When riding out in the desert or anywhere as far as that matters, its a good idea to be prepared by having a spare tube. I have actually had rides saved by not having to cut it short due to flat tire. Same time I like to keep my backpack as light as possible as I tend to carry quite a lot.

With running a fender bag, I can take the weight of the spare tube out of my pack and onto the bike. The bike came with a rear seat bag and I keep a rear tube in there. And I like the MSR front fender bag and will keep a front tube in the front bag. Same setup as I run on my XR400. With the XR400 I learned real quick that I could not just strap the bag on and go as hard decelerations with slide the bag forward on the front fender. So I did some cut outs on the XR400's fender. On the ATK I will do a scratch different setup.
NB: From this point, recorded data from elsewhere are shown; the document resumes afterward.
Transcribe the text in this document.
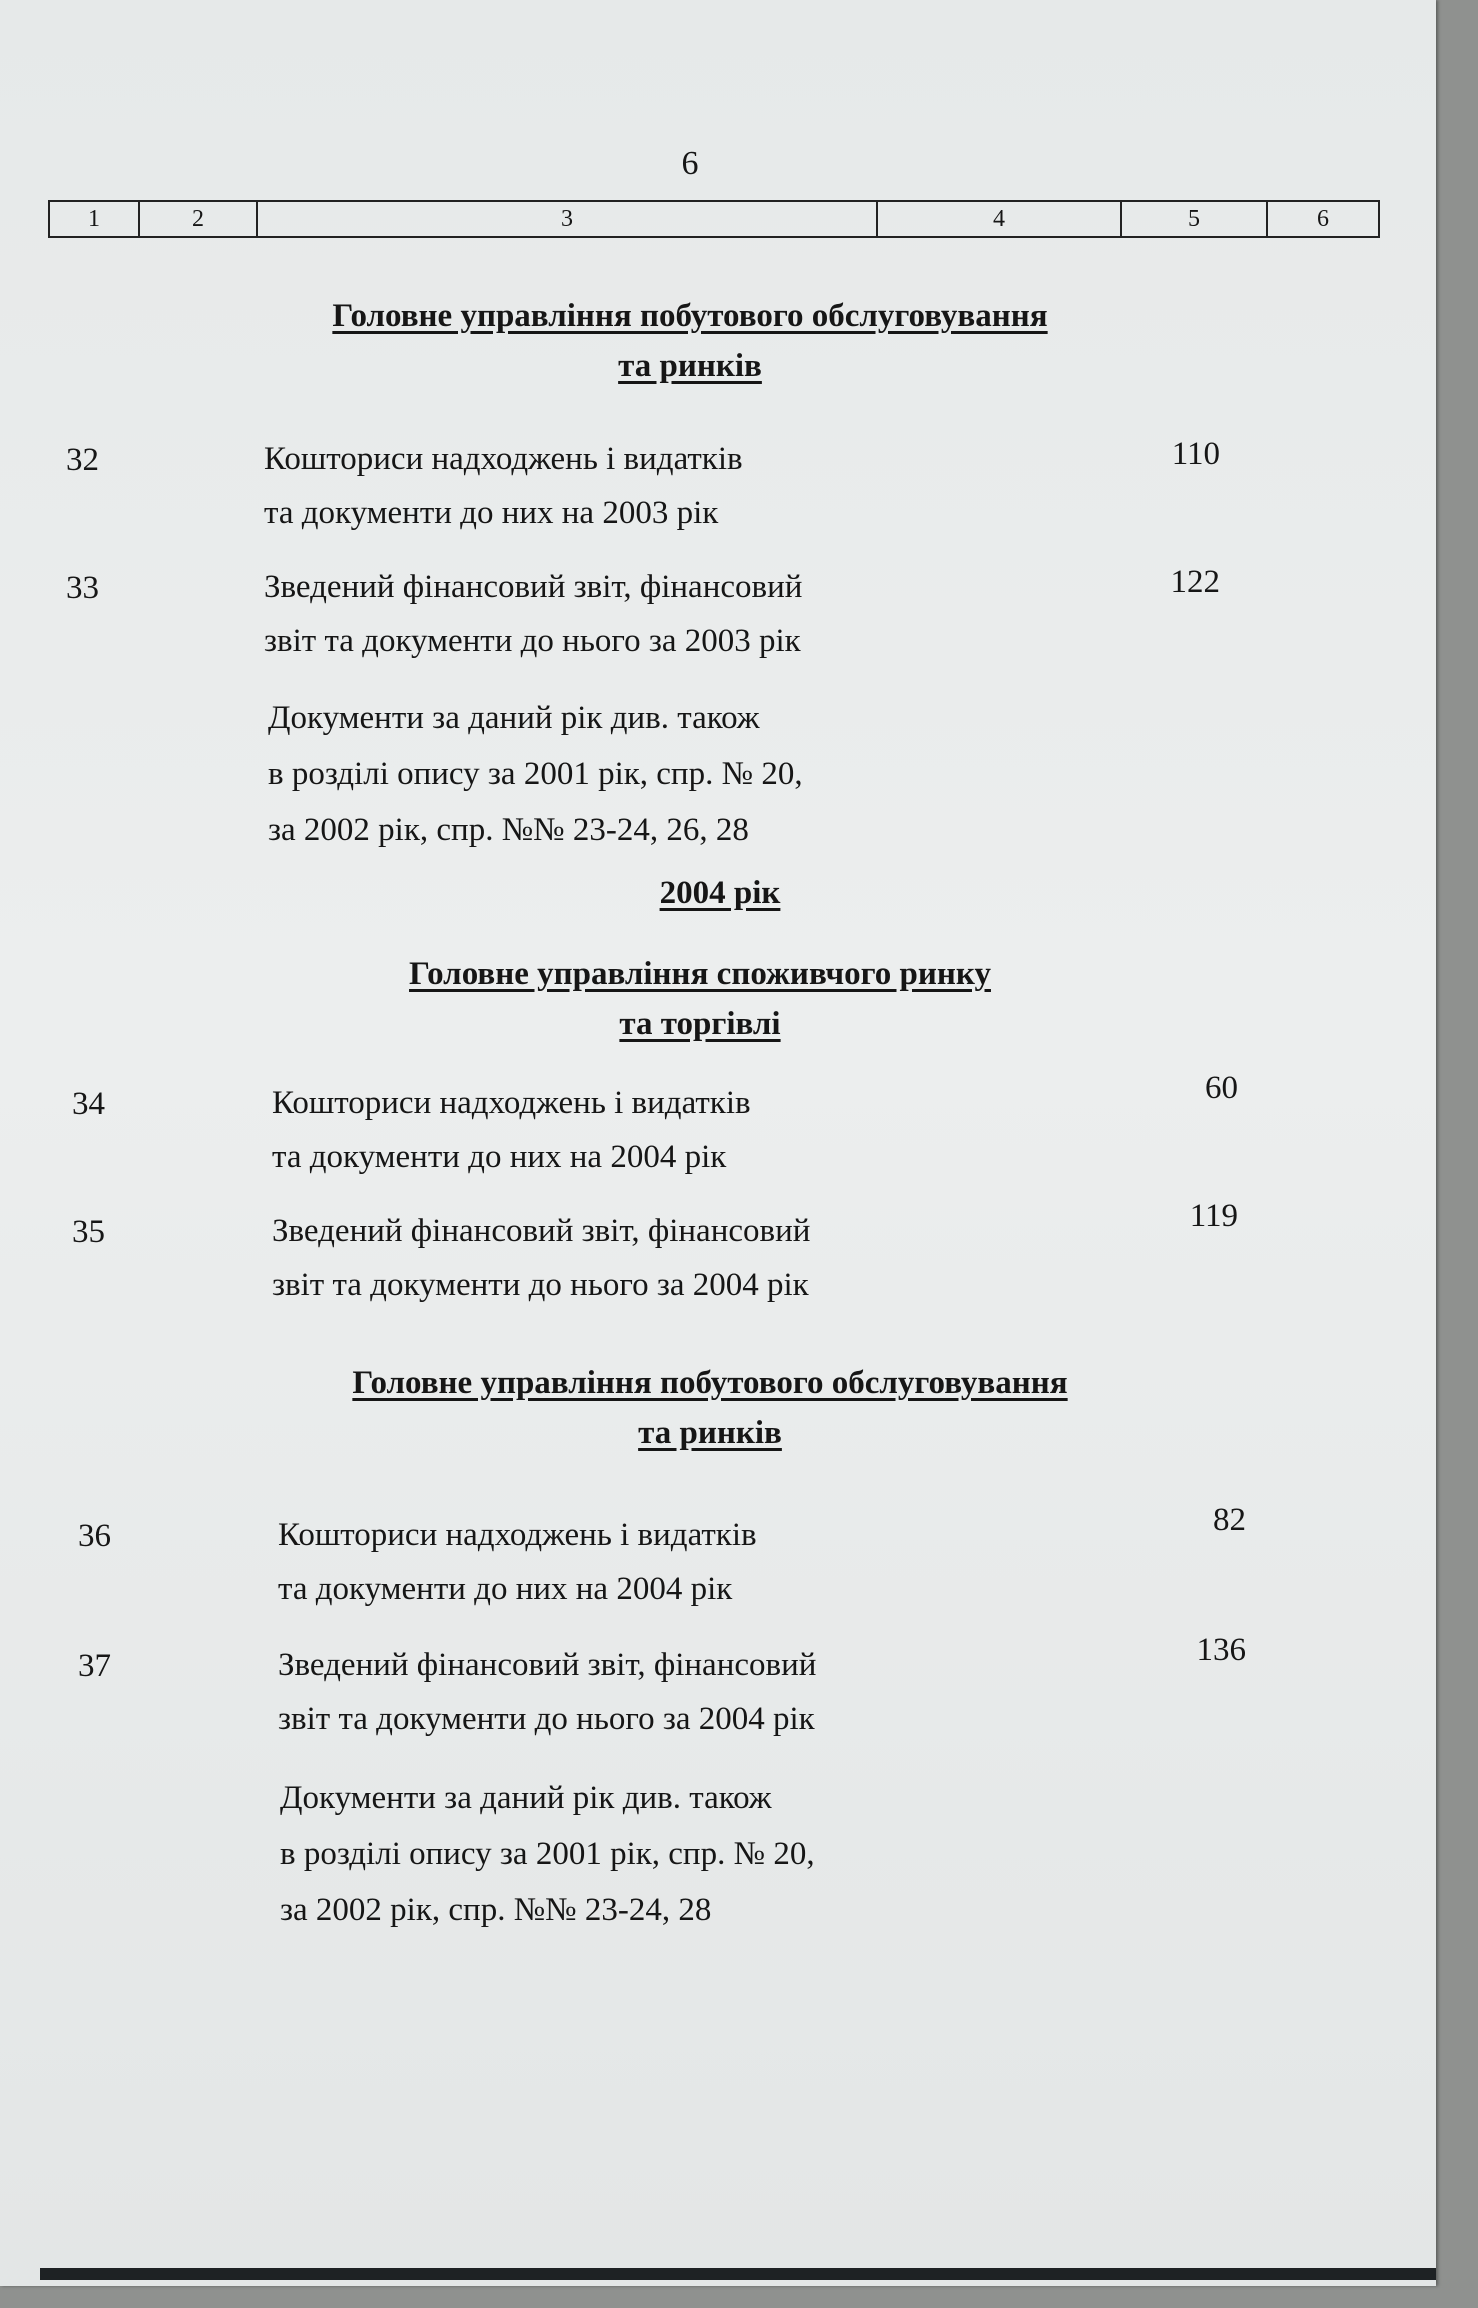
6
1	2	3	4	5	6
Головне управління побутового обслуговування
та ринків
32	Кошториси надходжень і видатків
та документи до них на 2003 рік
110
33	Зведений фінансовий звіт, фінансовий
звіт та документи до нього за 2003 рік
122
Документи за даний рік див. також
в розділі опису за 2001 рік, спр. № 20,
за 2002 рік, спр. №№ 23-24, 26, 28
2004 рік
Головне управління споживчого ринку
та торгівлі
34	Кошториси надходжень і видатків
та документи до них на 2004 рік
60
35	Зведений фінансовий звіт, фінансовий
звіт та документи до нього за 2004 рік
119
Головне управління побутового обслуговування
та ринків
36	Кошториси надходжень і видатків
та документи до них на 2004 рік
82
37	Зведений фінансовий звіт, фінансовий
звіт та документи до нього за 2004 рік
136
Документи за даний рік див. також
в розділі опису за 2001 рік, спр. № 20,
за 2002 рік, спр. №№ 23-24, 28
Here is the ATK's front fender ready to carry some payload.


I test-fit the bag and make some marks where the bag clamps to the fender.


I drill holes on each side of the clamps to run small zipties through the clamps into these holes.


Bag is mounted and zipties ready to be clipped.


New MSR HP tube ready to load and ready for some desert testing!

This is how I cut the fender on the XR400. It was the first time I mounted one of these fender bags:

I think with the way I did it on the ATK is going to make for a bit stronger front fender, not that it is an issue on the XR400, I just like the looks of how I did it this time on the ATK.